峠のイワナ屋と陸三郎さんの思い出

先日一関市厳美町を訪ねました。新緑の季節、冬の通行止めの解除や施設の営業再開の話題が、

ひとしきりニュースになった直後の訪問の目的は、峠のイワナ屋を訪ね、昨年暮れに亡くなられた

先代のご主人、佐藤陸三郎さんのご仏前に線香をあげるためでした。



2008年の岩手宮城内陸地震で被害を受けながら、類まれなイワナに対する愛情とご家族の

支えがあって、養殖業を再開したことをラジオ番組にしたことを今でも昨日のことのように

思い出します。言葉の一つ一つに込められたイワナへの愛、ご家族への愛が胸に残ります。

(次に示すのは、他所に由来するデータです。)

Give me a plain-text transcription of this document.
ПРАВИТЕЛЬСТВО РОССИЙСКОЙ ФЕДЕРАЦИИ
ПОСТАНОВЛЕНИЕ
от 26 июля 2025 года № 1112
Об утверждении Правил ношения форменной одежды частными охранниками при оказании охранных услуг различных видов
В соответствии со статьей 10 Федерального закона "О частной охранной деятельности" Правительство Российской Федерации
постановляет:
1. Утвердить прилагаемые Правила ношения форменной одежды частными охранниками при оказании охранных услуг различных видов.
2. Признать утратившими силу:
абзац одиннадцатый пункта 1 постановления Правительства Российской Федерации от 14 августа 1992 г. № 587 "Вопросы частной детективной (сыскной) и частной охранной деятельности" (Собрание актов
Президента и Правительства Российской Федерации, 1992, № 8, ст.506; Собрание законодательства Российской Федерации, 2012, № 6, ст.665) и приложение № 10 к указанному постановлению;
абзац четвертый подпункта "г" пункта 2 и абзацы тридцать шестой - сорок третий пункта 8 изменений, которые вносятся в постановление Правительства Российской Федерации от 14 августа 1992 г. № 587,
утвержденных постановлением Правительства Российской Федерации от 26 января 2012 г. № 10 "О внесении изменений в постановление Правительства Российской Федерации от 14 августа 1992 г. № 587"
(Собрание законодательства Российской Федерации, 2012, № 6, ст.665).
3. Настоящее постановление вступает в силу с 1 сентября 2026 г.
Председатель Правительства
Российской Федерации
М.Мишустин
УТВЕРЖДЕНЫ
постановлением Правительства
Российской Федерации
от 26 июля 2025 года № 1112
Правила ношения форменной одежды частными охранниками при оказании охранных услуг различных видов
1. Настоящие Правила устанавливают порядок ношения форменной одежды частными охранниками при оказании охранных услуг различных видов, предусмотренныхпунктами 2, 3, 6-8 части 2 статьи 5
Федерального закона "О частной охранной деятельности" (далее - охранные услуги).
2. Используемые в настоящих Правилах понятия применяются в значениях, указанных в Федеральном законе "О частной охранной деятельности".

震度6強の揺れで国道342号の祭峙大橋は崩落。3年後の東日本大震災の

印象があまりにも強いとはいえ、内陸直下型の地震のありさまを記憶するために、崩れた橋は

現在も震災遺構として残され、被害の大きさを今に伝えています。

 



この祭峙大橋から数キロ下ったところにある陸三郎さんの“峠のイワナ屋”は、現在も

G.ウイークから11月初旬まで、土日・祝日を中心に店開きしています。

この日は当代の御当主(真ん中)と、協力して店を切り盛りしているお仲間のかた達が

出迎えてくださいました。



月日の経つのは早く、陸三郎さんの御存命中にもっと足しげく通いたかったと、後悔の

念に駆られましたが。故人のチャレンジ精神・開拓精神は今に受け継がれ、取材中も

多くの観光客や地元の方たちが立ち寄って、焼き立てのイワナに舌鼓を打っていました。



家のガス台のグリルでは出せない味を、強火の遠火で作り出していました。お土産に

頂いたイワナ、おいしかったです。ありがとうございました。